Symmetric (Optimistic) Natural Policy Gradient for Multi-agent Learning with Parameter Convergence

TL;DR

This paper analyzes the convergence issues of natural policy gradient methods in multi-agent reinforcement learning and proposes symmetric variants with guaranteed parameter convergence, supported by theoretical proofs and simulations.

Contribution

It identifies the non-convergence problem of vanilla NPG in multi-agent settings and introduces symmetric NPG variants with proven global last-iterate parameter convergence guarantees.

Findings

Vanilla NPG may not converge in parameters even with regularization.

Symmetric NPG variants achieve global last-iterate parameter convergence.

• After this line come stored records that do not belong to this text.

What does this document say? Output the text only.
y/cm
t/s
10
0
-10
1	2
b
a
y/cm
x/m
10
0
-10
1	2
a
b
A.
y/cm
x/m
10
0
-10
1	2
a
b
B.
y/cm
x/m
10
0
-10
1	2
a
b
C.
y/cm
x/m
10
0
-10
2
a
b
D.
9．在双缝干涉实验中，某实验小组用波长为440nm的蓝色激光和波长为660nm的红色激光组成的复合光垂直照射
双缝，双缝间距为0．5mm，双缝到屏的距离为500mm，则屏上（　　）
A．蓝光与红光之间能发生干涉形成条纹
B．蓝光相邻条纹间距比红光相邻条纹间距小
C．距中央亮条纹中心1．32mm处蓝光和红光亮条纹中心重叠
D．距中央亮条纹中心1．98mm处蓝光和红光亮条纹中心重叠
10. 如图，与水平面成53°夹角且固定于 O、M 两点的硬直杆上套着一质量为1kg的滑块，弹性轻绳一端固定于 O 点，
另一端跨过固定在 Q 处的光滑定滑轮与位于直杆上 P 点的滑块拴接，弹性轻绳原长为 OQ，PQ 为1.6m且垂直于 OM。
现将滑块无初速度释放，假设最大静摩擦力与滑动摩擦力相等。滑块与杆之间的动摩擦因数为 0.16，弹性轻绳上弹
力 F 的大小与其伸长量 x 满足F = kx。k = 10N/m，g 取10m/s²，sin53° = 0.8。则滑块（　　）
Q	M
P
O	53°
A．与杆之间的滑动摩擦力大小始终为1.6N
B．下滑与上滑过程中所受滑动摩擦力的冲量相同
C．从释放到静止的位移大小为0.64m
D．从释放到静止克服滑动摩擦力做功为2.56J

Simulations support theoretical convergence results.

Abstract

Multi-agent interactions are increasingly important in the context of reinforcement learning, and the theoretical foundations of policy gradient methods have attracted surging research interest. We investigate the global convergence of natural policy gradient (NPG) algorithms in multi-agent learning. We first show that vanilla NPG may not have parameter convergence, i.e., the convergence of the vector that parameterizes the policy, even when the costs are regularized (which enabled strong convergence guarantees in the policy space in the literature). This non-convergence of parameters leads to stability issues in learning, which becomes especially relevant in the function approximation setting, where we can only operate on low-dimensional parameters, instead of the high-dimensional policy. We then propose variants of the NPG algorithm, for several standard multi-agent learning scenarios: two-player zero-sum matrix and Markov games, and multi-player monotone games, with global last-iterate parameter convergence guarantees. We also generalize the results to certain function approximation settings. Note that in our algorithms, the agents take symmetric roles. Our results might also be of independent interest for solving nonconvex-nonconcave minimax optimization problems with certain structures. Simulations are also provided to corroborate our theoretical findings.